La décision a été mise en délibéré au 16 décembre 2025 par mise à disposition au greffe.
*
* *
SUR QUOI, LE JUGE DES CONTENTIEUX
DE LA PROTECTION,
Selon l’article 472 du Code de procédure civile, lorsque le défendeur ne comparaît pas, il est néanmoins statué sur le fond, le juge ne fait droit à la demande que s’il l’estime régulière, recevable et bien fondée.
Le présent litige est relatif à un crédit soumis aux dispositions de la loi n° 2010-737 du 1er juillet 2010 de sorte qu’il sera fait application des articles du Code de la consommation dans leur numérotation et rédaction en vigueur après le 1er mai 2011.
Les dispositions de l’article R 632-1 Code de la consommation permettent au Juge des contentieux de la protection de relever d’office les moyens tirés de l’application du Code de la consommation. A la lecture des pièces produites par le demandeur, il y a lieu de relever d’office les moyens de droit suivants :
I. SUR LE DEPASSEMENT DE DECOUVERT DE COMPTE :
Aux termes de l’article L 311-1 13° du Code de la consommation, le dépassement est un découvert tacitement accepté en vertu duquel un prêteur autorise l’emprunteur à disposer de fonds qui dépassent le solde de son compte de dépôt ou de l’autorisation de découvert convenue.
En application de l’article L 311-45, devenu L 312-94 du Code de la consommation, seules les dispositions des articles L 311-51, devenu L 312-27 du Code de la consommation, L 311-46, devenu L 312-92 du même code, et L 311-47, devenu L 312-93 du code précité, s’appliquent aux opérations de crédit consenties sous la forme d’un dépassement.
Conformément aux dispositions de l’article L 311-46, devenu L 312-92 du Code de la consommation précité, et en cas de dépassement significatif se prolongeant sur une durée supérieure à un mois, le prêteur informe l’emprunteur, sans délai, par écrit ou sur un autre support durable, du montant du dépassement, du taux débiteur et de tous frais ou intérêts sur arriérés qui sont applicables.
En cas de manquement à ses obligations, l’établissement de crédit est sanctionné de la déchéance du droit aux intérêts en application du dernier alinéa de l’article L 311-48, devenu L 341-9 du Code de la consommation.
Par ailleurs, aux termes de l’article R 312-35 du Code de la consommation, le Tribunal judiciaire connaît des litiges nés de l’application des dispositions du présent chapitre.
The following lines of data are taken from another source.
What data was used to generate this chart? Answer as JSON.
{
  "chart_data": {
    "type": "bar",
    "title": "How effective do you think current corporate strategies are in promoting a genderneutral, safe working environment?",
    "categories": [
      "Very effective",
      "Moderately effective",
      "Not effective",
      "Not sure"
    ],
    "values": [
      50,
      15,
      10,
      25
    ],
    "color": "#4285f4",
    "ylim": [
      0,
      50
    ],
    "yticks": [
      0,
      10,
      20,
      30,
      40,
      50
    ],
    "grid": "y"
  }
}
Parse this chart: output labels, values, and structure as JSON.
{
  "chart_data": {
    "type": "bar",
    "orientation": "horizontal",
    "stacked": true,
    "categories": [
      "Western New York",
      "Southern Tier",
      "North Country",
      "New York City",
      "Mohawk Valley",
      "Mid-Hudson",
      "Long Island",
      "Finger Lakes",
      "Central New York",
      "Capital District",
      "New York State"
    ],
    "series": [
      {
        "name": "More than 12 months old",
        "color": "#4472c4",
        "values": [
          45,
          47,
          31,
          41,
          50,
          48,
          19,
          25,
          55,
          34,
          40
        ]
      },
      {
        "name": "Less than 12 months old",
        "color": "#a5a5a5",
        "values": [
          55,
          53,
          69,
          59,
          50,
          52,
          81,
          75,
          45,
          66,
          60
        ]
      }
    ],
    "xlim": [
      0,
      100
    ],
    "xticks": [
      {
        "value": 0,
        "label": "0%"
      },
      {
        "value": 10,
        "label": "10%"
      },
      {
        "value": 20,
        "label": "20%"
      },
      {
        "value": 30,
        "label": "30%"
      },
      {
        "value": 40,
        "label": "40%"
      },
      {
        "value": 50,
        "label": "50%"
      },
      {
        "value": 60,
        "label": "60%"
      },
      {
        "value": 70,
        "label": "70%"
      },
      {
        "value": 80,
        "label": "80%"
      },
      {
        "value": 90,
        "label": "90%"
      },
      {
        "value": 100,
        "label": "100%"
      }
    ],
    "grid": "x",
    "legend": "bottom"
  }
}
Les actions en payement engagées devant lui à l’occasion de la défaillance de l’emprunteur doivent être formées dans les deux ans de l’événement qui leur a donné naissance à peine de forclusion. Cet événement est caractérisé par :
— le non-payement des sommes dues à la suite de la résiliation du contrat ou de son terme,
— ou le premier incident de paiement non régularisé,
— ou le dépassement non régularisé du montant total du crédit consenti dans le cadre d’un contrat de crédit renouvelable,
— ou le dépassement, au sens du 13° de l’article L 311-1, non régularisé à l’issue du délai prévu à l’article L 312-93.
En l’espèce, le Juge des contentieux de la protection constate que le prêteur ne produit pas un historique de compte complet depuis son ouverture, ne mettant pas le Juge des contentieux de la protection en mesure de vérifier qu’il a respecté à la fois le délai de forclusion et l’ensemble de ses obligations. Le Juge enjoint donc à la Société civile coopérative CAISSE DE CREDIT MUTUEL DE [Localité 7] CENTRE de produire un tel historique de compte et entend tirer toute conséquence d’une absence de production dans le cadre de la réouverture des débats.
II. SUR LE CREDIT RENOUVELABLE PASSEPORT :
Selon l’article L 312-64 du Code de la consommation : « Lors de l’ouverture d’un crédit renouvelable, l’établissement d’un contrat de crédit, sur support papier ou tout autre support durable, est obligatoire pour la conclusion du crédit initial et, dans les mêmes conditions, pour toute augmentation de ce crédit consentie ultérieurement ».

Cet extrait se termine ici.